There are risks when handling machinery or livestock, but agriculture is also an industry with very short windows in which to get everything done. People are in a hurry to get crops planted during good weather, or the harvest in before it rains or freezes. Livestock producers have seasons where life is hectic, such as during calving or lambing.
“Human nature is to hurry. Sometimes being slow is faster,” he said. This can avoid breakdowns and longer delays, or avoid problems when handling livestock.
“Here in Oregon, the number one piece of equipment that leads to injuries and fatalities is the ATV (all-terrain vehicle), yet nationwide tractors are still the number one tool that leads to injuries,” Horning said.
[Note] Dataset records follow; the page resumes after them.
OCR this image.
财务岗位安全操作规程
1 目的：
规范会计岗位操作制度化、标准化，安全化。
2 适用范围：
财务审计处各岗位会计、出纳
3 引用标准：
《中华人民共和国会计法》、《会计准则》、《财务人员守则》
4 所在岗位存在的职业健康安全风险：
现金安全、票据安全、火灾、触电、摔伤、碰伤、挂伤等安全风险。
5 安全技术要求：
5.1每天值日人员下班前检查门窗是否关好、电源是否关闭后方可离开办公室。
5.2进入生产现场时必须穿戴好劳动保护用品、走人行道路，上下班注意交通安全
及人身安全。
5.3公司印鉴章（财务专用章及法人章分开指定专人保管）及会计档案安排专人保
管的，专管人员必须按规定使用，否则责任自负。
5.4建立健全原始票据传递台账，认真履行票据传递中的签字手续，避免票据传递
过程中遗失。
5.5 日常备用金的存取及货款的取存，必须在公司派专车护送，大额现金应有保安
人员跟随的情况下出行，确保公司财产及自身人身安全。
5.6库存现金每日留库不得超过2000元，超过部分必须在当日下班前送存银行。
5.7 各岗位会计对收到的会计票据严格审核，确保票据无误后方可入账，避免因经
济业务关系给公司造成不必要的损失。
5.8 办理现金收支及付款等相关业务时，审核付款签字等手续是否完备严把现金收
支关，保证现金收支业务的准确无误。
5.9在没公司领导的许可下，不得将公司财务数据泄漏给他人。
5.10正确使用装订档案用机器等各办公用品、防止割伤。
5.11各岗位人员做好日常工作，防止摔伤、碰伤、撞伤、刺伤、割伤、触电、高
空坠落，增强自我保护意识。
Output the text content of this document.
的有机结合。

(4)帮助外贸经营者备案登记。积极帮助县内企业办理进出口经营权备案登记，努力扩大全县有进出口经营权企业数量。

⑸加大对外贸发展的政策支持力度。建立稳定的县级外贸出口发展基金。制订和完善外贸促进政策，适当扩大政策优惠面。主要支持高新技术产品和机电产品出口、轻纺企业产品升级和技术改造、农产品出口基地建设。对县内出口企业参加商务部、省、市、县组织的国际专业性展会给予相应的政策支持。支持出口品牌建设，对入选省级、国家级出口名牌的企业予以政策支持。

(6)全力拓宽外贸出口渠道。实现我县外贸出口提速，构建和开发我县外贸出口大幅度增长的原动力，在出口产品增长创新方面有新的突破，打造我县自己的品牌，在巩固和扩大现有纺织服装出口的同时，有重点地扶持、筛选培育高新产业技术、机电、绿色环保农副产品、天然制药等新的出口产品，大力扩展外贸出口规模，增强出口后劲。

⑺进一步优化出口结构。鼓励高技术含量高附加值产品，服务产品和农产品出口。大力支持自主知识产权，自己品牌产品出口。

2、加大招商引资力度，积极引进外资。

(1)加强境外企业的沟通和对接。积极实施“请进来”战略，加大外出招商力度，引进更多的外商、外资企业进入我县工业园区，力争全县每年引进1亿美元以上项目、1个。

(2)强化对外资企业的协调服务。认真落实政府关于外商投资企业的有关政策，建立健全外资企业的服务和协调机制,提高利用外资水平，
People need to have more awareness of their surroundings, and know the equipment they are using — and its limitations, and the human limitations.
“Agriculture has many seasonal employees during busy times and they may not have experience with that equipment or knowledge of that particular farm. Every farm or ranch is different; there will be different hazards and concerns from a safety perspective,” he explained. “Seasonal workers who bounce from one farm to another may think they understand safety at one farm and it is completely different at the next. It is critical to train them about those safety concerns before you put them out on a certain job.”
Even the terrain is different. Someone hired to cut hay or drive harvest equipment may not know where the wet spots are, or slopes that might be hazardous. Equipment is different from one farm to the next. On one place there may be new machinery that requires training; on another farm it may be older equipment that has some glitches and idiosyncrasies that only an experienced operator understands.
“This is part of the reason we’ve created a tractor safety video. It is designed to adhere to OSHA regulations that require veteran producers to take safety training annually. There are 9 points required annually for every tractor operator to review and if they don’t, they are out of compliance,” Horner said.
“We represent all segments of agriculture, so we emphasize that every segment has its own concerns. This is the key to safety — knowing your own farm, knowing where hazardous areas exist and putting extra emphasis on safety training involving those areas,” he said.
Little things are important, too.
“Often I see farm shops where a ladder is wobbly and hinges are about to fall apart. This is an accident waiting to happen. We have to keep an eye on the small things, too, and keep everything in good repair.”